The United Launch Alliance Delta 2 blasted off from Space Launch Complex 2W at Vandenberg Air Force Base, Calif., at 10:20:13 a.m. EDT (GMT-4). Equipped with three solid-fuel strap-on boosters, the rocket quickly climbed away atop a churning trail of exhaust, knifing into a low deck of clouds and disappearing from view.
 |
| A United Launch Alliance Delta 2 rocket climbs away from Vandenberg Air Force Base, Calif., on a mission to boost the Aquarius/SAC-D oceanography satellite into space. (Credit: William G. Hartenstein/United Launch Alliance) |
A few moments later, a "rocket cam" on the second stage showed the Aquarius/SAC-D satellite as it was released from the second stage, completing the launch phase of the mission.
"Good spacecraft separation, Aquarius is now flying on its own!" said launch commentator Steve Agid.

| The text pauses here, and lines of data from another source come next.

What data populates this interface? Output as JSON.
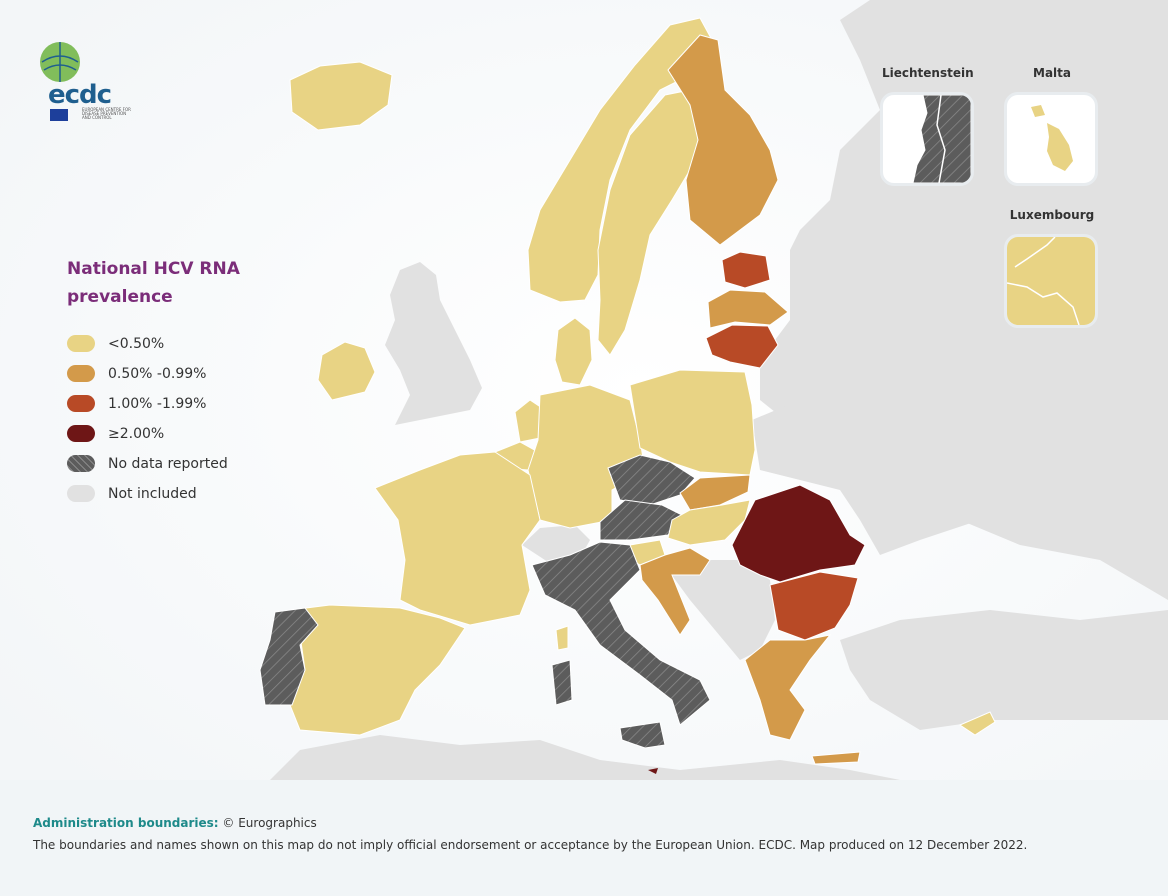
{
  "logo": {
    "text": "ecdc",
    "subtitle": "EUROPEAN CENTRE FOR DISEASE PREVENTION AND CONTROL"
  },
  "legend": {
    "title": "National HCV RNA prevalence",
    "items": [
      {
        "label": "<0.50%",
        "color": "#e8d384"
      },
      {
        "label": "0.50% -0.99%",
        "color": "#d39a4a"
      },
      {
        "label": "1.00% -1.99%",
        "color": "#b84a26"
      },
      {
        "label": "≥2.00%",
        "color": "#6e1616"
      },
      {
        "label": "No data reported",
        "color": "#5c5c5c"
      },
      {
        "label": "Not included",
        "color": "#e1e1e1"
      }
    ]
  },
  "insets": {
    "liechtenstein": {
      "label": "Liechtenstein",
      "category": "No data reported"
    },
    "malta": {
      "label": "Malta",
      "category": "<0.50%"
    },
    "luxembourg": {
      "label": "Luxembourg",
      "category": "<0.50%"
    }
  },
  "countries": {
    "iceland": "<0.50%",
    "norway": "<0.50%",
    "sweden": "<0.50%",
    "finland": "0.50% -0.99%",
    "estonia": "1.00% -1.99%",
    "latvia": "0.50% -0.99%",
    "lithuania": "1.00% -1.99%",
    "ireland": "<0.50%",
    "united_kingdom": "Not included",
    "denmark": "<0.50%",
    "netherlands": "<0.50%",
    "belgium": "<0.50%",
    "germany": "<0.50%",
    "poland": "<0.50%",
    "czechia": "No data reported",
    "slovakia": "0.50% -0.99%",
    "austria": "No data reported",
    "hungary": "<0.50%",
    "switzerland": "Not included",
    "france": "<0.50%",
    "spain": "<0.50%",
    "portugal": "No data reported",
    "italy": "No data reported",
    "slovenia": "<0.50%",
    "croatia": "0.50% -0.99%",
    "romania": "≥2.00%",
    "bulgaria": "1.00% -1.99%",
    "greece": "0.50% -0.99%",
    "cyprus": "<0.50%"
  },
  "footer": {
    "label": "Administration boundaries:",
    "source": "© Eurographics",
    "disclaimer": "The boundaries and names shown on this map do not imply official endorsement or acceptance by the European Union. ECDC. Map produced on 12 December 2022."
  }
}
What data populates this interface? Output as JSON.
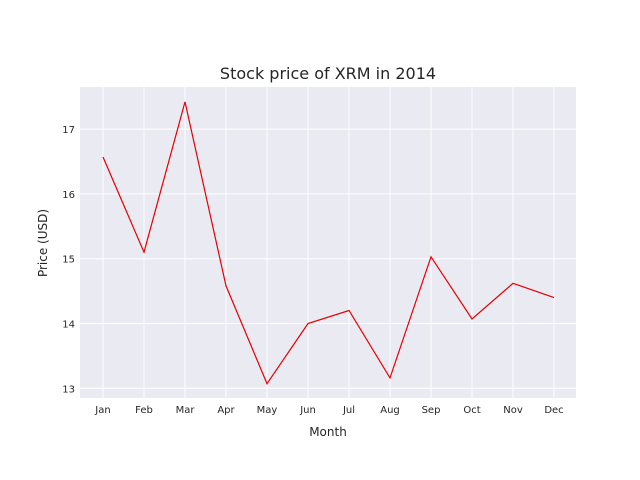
{
  "chart_data": {
    "type": "line",
    "title": "Stock price of XRM in 2014",
    "xlabel": "Month",
    "ylabel": "Price (USD)",
    "categories": [
      "Jan",
      "Feb",
      "Mar",
      "Apr",
      "May",
      "Jun",
      "Jul",
      "Aug",
      "Sep",
      "Oct",
      "Nov",
      "Dec"
    ],
    "series": [
      {
        "values": [
          16.57,
          15.1,
          17.42,
          14.58,
          13.07,
          14.0,
          14.2,
          13.16,
          15.03,
          14.07,
          14.62,
          14.4
        ],
        "color": "#e60000"
      }
    ],
    "yticks": [
      13,
      14,
      15,
      16,
      17
    ],
    "ylim": [
      12.85,
      17.65
    ],
    "grid": true,
    "plot_background": "#eaeaf2",
    "grid_color": "#ffffff"
  }
}
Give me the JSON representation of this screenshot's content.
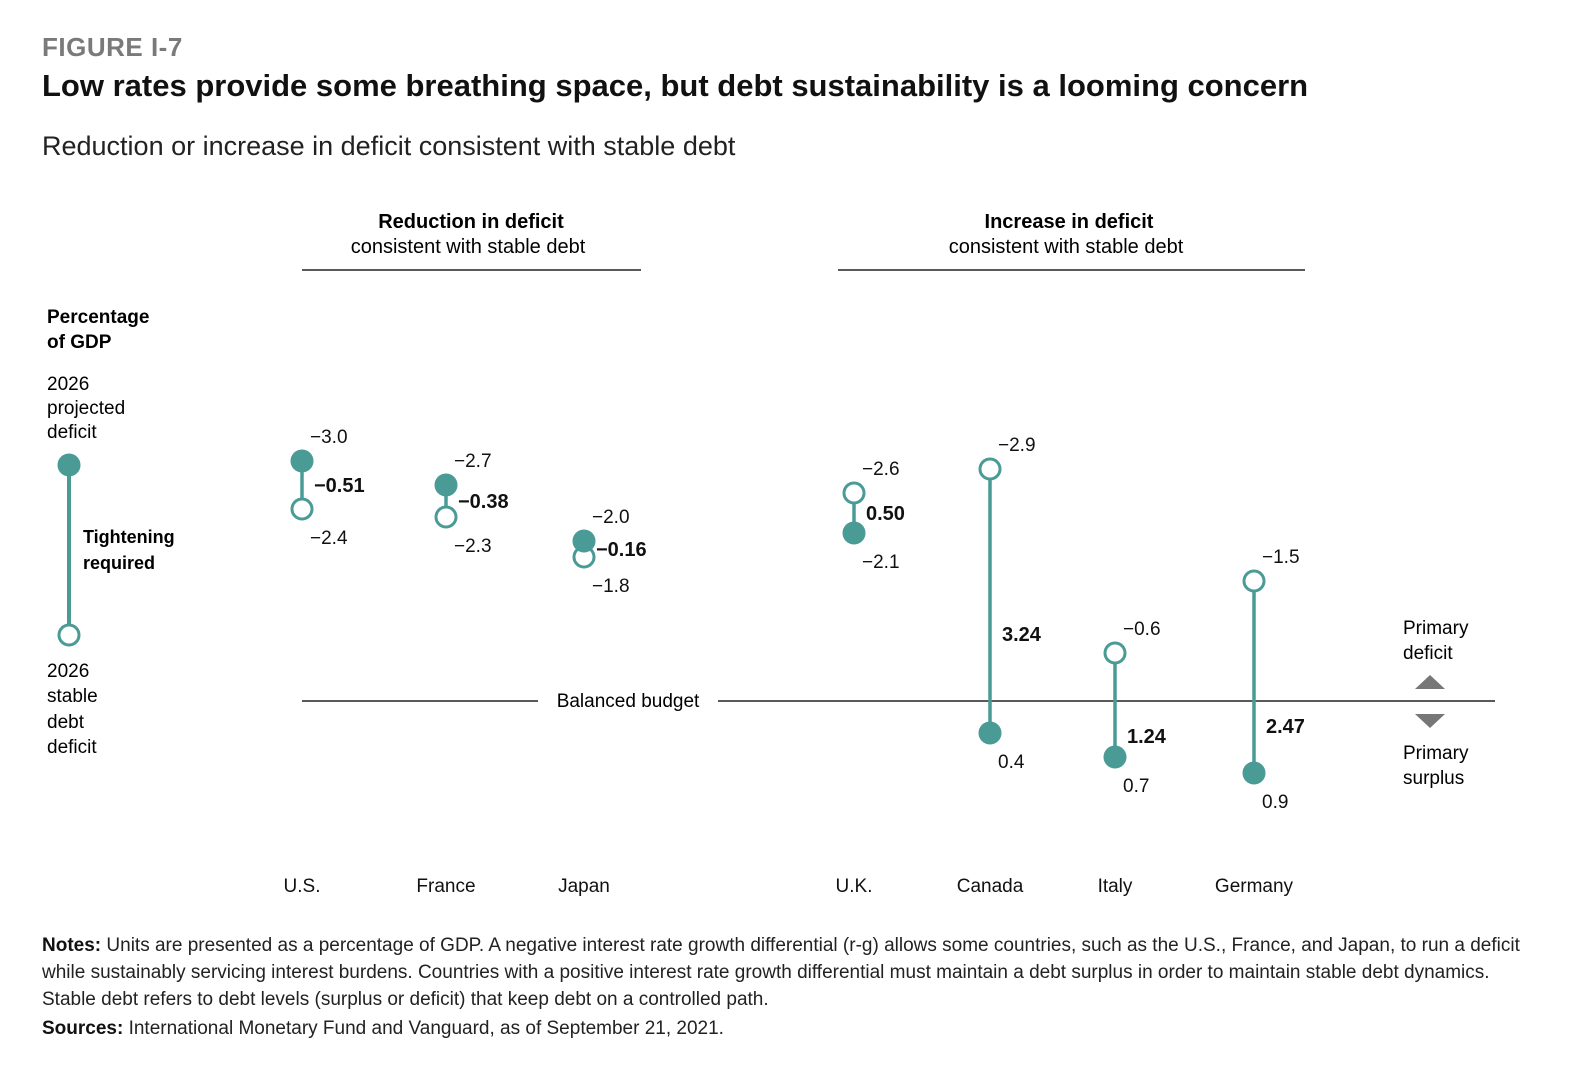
{
  "figure_label": "FIGURE I-7",
  "title": "Low rates provide some breathing space, but debt sustainability is a looming concern",
  "subtitle": "Reduction or increase in deficit consistent with stable debt",
  "colors": {
    "accent": "#4a9a96",
    "text": "#111111",
    "muted": "#7a7a7a",
    "axis": "#222222"
  },
  "legend": {
    "heading_line1": "Percentage",
    "heading_line2": "of GDP",
    "projected_lines": [
      "2026",
      "projected",
      "deficit"
    ],
    "stable_lines": [
      "2026",
      "stable",
      "debt",
      "deficit"
    ],
    "tightening_lines": [
      "Tightening",
      "required"
    ]
  },
  "groups": {
    "reduction": {
      "title": "Reduction in deficit",
      "subtitle": "consistent with stable debt"
    },
    "increase": {
      "title": "Increase in deficit",
      "subtitle": "consistent with stable debt"
    }
  },
  "balanced_label": "Balanced budget",
  "direction": {
    "up_line1": "Primary",
    "up_line2": "deficit",
    "down_line1": "Primary",
    "down_line2": "surplus"
  },
  "chart_data": {
    "type": "dumbbell",
    "y_inverted": true,
    "baseline_value": 0,
    "series_markers": {
      "projected": "2026 projected deficit (filled)",
      "stable": "2026 stable debt deficit (open)"
    },
    "countries": [
      {
        "name": "U.S.",
        "projected": -3.0,
        "stable": -2.4,
        "diff": "-0.51",
        "projected_label": "−3.0",
        "stable_label": "−2.4",
        "diff_label": "−0.51"
      },
      {
        "name": "France",
        "projected": -2.7,
        "stable": -2.3,
        "diff": "-0.38",
        "projected_label": "−2.7",
        "stable_label": "−2.3",
        "diff_label": "−0.38"
      },
      {
        "name": "Japan",
        "projected": -2.0,
        "stable": -1.8,
        "diff": "-0.16",
        "projected_label": "−2.0",
        "stable_label": "−1.8",
        "diff_label": "−0.16"
      },
      {
        "name": "U.K.",
        "projected": -2.1,
        "stable": -2.6,
        "diff": "0.50",
        "projected_label": "−2.1",
        "stable_label": "−2.6",
        "diff_label": "0.50"
      },
      {
        "name": "Canada",
        "projected": 0.4,
        "stable": -2.9,
        "diff": "3.24",
        "projected_label": "0.4",
        "stable_label": "−2.9",
        "diff_label": "3.24"
      },
      {
        "name": "Italy",
        "projected": 0.7,
        "stable": -0.6,
        "diff": "1.24",
        "projected_label": "0.7",
        "stable_label": "−0.6",
        "diff_label": "1.24"
      },
      {
        "name": "Germany",
        "projected": 0.9,
        "stable": -1.5,
        "diff": "2.47",
        "projected_label": "0.9",
        "stable_label": "−1.5",
        "diff_label": "2.47"
      }
    ]
  },
  "notes_label": "Notes:",
  "notes_text": " Units are presented as a percentage of GDP. A negative interest rate growth differential (r-g) allows some countries, such as the U.S., France, and Japan, to run a deficit while sustainably servicing interest burdens. Countries with a positive interest rate growth differential must maintain a debt surplus in order to maintain stable debt dynamics. Stable debt refers to debt levels (surplus or deficit) that keep debt on a controlled path.",
  "sources_label": "Sources:",
  "sources_text": " International Monetary Fund and Vanguard, as of September 21, 2021."
}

Completing a trip around the planet every 98 minutes, Aquarius/SAC-D will map the world's oceans every seven days, charting changes in salinity as small as one-eighth of a teaspoon per gallon of sea water. The satellite is a joint venture between NASA and Argentina's space agency, the Comision Nacional de Actividades Espaciales, or CONAE. Brazil, Canada, France and Italy also are participating in the mission.
The solar-powered 3,000-pound satellite's primary instrument -- Aquarius -- was provided by NASA's Jet Propulsion Laboratory. Seven other instruments are on board to collect a wide range of environmental data, including two that will monitor rain, sea ice, wind speed and surface temperature to complement the Aquarius measurements of dissolved salt at the ocean's surface.
"Measuring ocean surface salinity from space is NASA's latest technology achievement and it's really going to be a great leap forward for the science of oceanography," Eric Lindstrom, Aquarius program scientist at NASA headquarters, told reporters during a pre-launch briefing. "For many of you, salinity is a rather obscure quantity, but I must tell you it's of critical importance in the ocean circulation, in the climate system and in diagnosing the flow of fresh water through our Earth system.
"Salinity is the amount of salt dissolved in seawater and you might be surprised to know it varies through the ocean. ... It's difficult to measure from a ship. We've collected probably a few million measurements over the last hundred years. It's measured in grams of salt in kilograms of seawater. It's typical range is from 32 parts per thousand to 38 parts per thousand. These are small numbers, small differences, but they make enormous difference in the circulation and climate."
While other satellites actively measure ocean temperatures, surface winds and a variety of other factors, "a key missing piece that is really in demand by the ocean science community is salinity," Lindstrom said. "Together with surface temperature, salinity determines the density of the surface water of the ocean. Density variations and wind drive the ocean circulation."
"So this is why we want to get this missing piece," he said. "Particularly, the deep waters of the ocean get their properties at the sea surface in winter, so their temperature and salinity are set for their lifetime, they get dense and sink to the bottom of the ocean and fill up the ocean basins."
Aquarius/SAC-D also will help scientists develop a more complete understanding of the water cycle -- evaporation from the ocean, the formation of clouds, rain, ice and runoff back to the sea. Over the past 50 years, data indicate regions of high salinity are getting saltier.
"Is this an indication we're having an acceleration of the planet's water cycle? The salty places in the subtropical (areas) are having more evaporation, the rain belts are having more precipitation and the ocean is giving us this signal," Lindstrom said. "This is an indicator but there could be other explanations for this. It could be the ocean circulation is changing, it could be ocean mixing is changing.
"What we really need to do as oceanographers is dig into this more deeply and Aquarius will help us illuminate these processes. It's a diagnostic for the water cycle but it can also help us tell about ocean circulation and mixing."